Sevgili Leyla Güven’in açlık grevi böyle bir öncülüktür. Her anı özgürlük kokan bir yaşam soluyorum demişti, toplumsal özgürlük, demokrasi ve adalet mücadelesinin en çıplak haykırışıdır. Tarihe, toplumsal hafızaya büyük bir not düşmüştür. Özgürleşen ve direnen kadın gerçeğinin 21. yy. sembolleri arasında yerini almıştır. Mutlak tecride karşı mutlak özgürlük aşkıdır. Etrafında ördüğü hareketlilik de böyledir. Yetersiz ve eksik olmakla birlikte, sokakların rengini kadınlar oluşturmaktadır. Bu eylemlilik ve sokakta olma hali iktidarın en büyük korkulu rüyasıdır. Bunu engellemek için elinden geleni yapmaktadır fakat Kürt kadınlarının geleneği Cizre, Nusaybin serhildan geleneğidir. Bu geleneğin hafızasıdır, yöntemidir, eylemidir. Dolayısıyla dur durak bilmeyecek bir eylemlilik süreci başlamıştır ve kesin sonuç alıncaya kadar da devam edecektir.

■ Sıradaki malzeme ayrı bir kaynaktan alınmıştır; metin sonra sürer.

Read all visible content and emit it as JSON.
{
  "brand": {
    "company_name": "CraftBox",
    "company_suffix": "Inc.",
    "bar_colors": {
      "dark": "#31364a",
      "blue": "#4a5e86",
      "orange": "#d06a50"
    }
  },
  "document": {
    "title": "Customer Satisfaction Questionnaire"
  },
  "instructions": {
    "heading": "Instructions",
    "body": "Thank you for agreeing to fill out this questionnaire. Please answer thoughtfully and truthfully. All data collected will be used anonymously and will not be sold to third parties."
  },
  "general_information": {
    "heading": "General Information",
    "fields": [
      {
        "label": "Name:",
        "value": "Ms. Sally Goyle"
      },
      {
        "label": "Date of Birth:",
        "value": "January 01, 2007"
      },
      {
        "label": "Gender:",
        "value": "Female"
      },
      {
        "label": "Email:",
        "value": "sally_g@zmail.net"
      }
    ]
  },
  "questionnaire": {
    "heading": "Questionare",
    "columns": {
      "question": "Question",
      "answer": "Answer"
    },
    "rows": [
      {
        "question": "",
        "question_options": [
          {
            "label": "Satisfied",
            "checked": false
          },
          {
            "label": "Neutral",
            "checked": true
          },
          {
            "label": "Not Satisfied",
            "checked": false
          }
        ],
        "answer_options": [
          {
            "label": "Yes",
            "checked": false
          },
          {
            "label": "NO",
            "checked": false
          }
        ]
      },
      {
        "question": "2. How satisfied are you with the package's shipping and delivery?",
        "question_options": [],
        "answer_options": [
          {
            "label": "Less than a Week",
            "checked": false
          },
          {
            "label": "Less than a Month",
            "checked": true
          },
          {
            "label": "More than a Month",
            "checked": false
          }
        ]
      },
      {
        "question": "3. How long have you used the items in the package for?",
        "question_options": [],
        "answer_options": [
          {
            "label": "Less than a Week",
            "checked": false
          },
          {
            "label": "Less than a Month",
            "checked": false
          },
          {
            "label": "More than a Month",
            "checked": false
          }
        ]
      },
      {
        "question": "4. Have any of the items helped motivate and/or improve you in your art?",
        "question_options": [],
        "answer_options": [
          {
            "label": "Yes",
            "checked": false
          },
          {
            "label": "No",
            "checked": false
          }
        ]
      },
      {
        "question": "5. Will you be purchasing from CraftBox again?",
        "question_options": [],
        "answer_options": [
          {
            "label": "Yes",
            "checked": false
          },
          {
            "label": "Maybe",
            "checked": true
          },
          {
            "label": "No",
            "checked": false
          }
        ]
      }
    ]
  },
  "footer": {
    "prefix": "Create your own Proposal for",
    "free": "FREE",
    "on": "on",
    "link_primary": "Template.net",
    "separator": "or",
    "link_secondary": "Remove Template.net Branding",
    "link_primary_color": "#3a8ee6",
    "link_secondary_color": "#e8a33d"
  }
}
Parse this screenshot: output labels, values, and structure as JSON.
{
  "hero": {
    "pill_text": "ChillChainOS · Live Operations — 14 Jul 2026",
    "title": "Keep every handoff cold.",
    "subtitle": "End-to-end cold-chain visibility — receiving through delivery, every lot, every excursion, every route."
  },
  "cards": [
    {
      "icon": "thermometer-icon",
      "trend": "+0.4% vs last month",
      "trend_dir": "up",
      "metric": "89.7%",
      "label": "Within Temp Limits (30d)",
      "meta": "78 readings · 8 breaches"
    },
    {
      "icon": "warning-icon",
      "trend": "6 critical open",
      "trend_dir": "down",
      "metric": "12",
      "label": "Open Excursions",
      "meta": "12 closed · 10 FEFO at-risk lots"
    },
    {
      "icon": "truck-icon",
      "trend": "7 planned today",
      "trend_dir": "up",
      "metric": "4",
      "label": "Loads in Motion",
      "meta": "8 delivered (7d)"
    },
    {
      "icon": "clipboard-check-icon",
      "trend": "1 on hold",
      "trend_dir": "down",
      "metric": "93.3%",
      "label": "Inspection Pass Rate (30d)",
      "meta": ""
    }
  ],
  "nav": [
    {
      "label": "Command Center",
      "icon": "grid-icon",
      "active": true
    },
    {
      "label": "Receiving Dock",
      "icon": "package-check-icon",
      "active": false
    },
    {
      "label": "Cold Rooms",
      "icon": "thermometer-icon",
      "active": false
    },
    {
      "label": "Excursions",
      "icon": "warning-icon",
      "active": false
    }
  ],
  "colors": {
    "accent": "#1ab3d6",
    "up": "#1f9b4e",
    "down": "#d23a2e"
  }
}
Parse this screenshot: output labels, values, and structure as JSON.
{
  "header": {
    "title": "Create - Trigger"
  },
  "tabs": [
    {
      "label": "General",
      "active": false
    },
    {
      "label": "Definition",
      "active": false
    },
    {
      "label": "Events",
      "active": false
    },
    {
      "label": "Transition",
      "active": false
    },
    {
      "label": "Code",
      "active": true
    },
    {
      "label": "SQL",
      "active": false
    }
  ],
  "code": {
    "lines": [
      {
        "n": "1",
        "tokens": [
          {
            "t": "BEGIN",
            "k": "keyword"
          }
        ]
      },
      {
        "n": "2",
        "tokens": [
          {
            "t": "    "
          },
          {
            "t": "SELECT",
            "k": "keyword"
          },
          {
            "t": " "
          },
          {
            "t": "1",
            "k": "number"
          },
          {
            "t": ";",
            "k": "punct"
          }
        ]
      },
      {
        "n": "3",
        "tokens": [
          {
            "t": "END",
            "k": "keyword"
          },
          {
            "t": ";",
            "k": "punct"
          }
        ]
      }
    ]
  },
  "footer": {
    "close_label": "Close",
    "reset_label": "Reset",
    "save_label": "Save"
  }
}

Kadınlar direndikçe faşizm intikamını almak istemektedir. İşte 70 yaşını aşmış Sise Ana’yı ısrarla tutsak tutmaktadır. En son ‘cezaevinde kalamaz’ raporu almak için gittiği hastanede ‘Numara yapıyor.’ diyecek kadar alçalmışlardır. Sise Ana bir semboldür. Esasen korkulan ve intikamı alınmak istenen her türlü yönelime rağmen susmayan, itaat etmeyen kadın özgürlük mücadelesi gerçeğidir. Sokaklarda en meşru direniş hakkını kullanan kadınlara haksız gözaltılar yapılmakta, darp ve işkence doğal hale getirilmeye çalışılmaktadır. İstanbul’da minibüsten indirilen bir kadın, polisin tecavüzüne uğramaktadır. Kadın cinayetleri yaşamın olağan, sıradan bir seyri haline getirilmeye çalışılmaktadır. Yaklaşan yerel seçimlerde kayyumla gasp edilen iradelerini geri almak için aday olan kadın iradesi türlü yöntemlerle yıldırılmaya çalışılmaktadır. Daha sayabileceğimiz yüzlerce yönelim vardır. Fakat bu yönelimlerin hepsi nafiledir. Susmayan, korkmayan kadın iradesi dün nasıl tarihin gidişatına müdahale ettiyse, bu tarihte bende varım dediyse, bugünde öyle olacaktır. Kürt kadınları artık tarihe adını yazdırmıyor, o tarihi bizzat kendisi yazıyor. Bunun gerçekleşmesi için bedenini açlığa yatırıyor, ölümü öldürüyor. Mutlak faşizme ve mutlak tecride karşı, özgür ülke özgür Önderlik şiarıyla varlığını oluşturuyor. Tarihin bu dilimi, Kürdistan’da, Türkiye’de ve dünyanın dört bir yanında büyük kadın oluşturuculuğuna tanıklık ediyor.
PKK Lideri Abdullah Öcalan; ‘Kürt romanı yazılmadan önce yaşanacaktır’ demektedir. Kürt kadınları 40 yıldır bu romanı yaşamlarıyla yazmaktadır. Bugün Leyla Güven öncülüğünde dört parçada kadınlar siyasal, askeri, toplumsal, ekonomik, kültürel boyutlarıyla bu romanı yazmaktadır. Bu roman varlığını koruma ve özgürlüğünü sağlama mücadelesinin büyük romanıdır. Her türlü direniş alanımız bunun bir parçasıdır. Zindanlarda ve dışarıda süren görkemli açlık grevi direnişleri de, Avrupa’da ve Kürdistan’ın dört parçasında süren sokak eylemlilikleri de, yerel seçimlerde gasp edilen eşit temsiliyet ilkemizin ve kadın irademizin çok daha büyük bir oy oranıyla geri kazanılması çalışmaları da, Rojava’da DAİŞ’e karşı süren amansız savaş da bu romanın bir parçasıdır. Tarihte çok düşenlerin, yükselişi büyük olur. Leyla Güven’in direnişi etrafında kenetlenmek ve çoklu yöntemlerle mücadeleyi yükseltmek bu büyük yükseliş için tek yolumuzdur. Zafer, özgür düşünce ve eylem gücüyle ilerleyen kadınların olacaktır.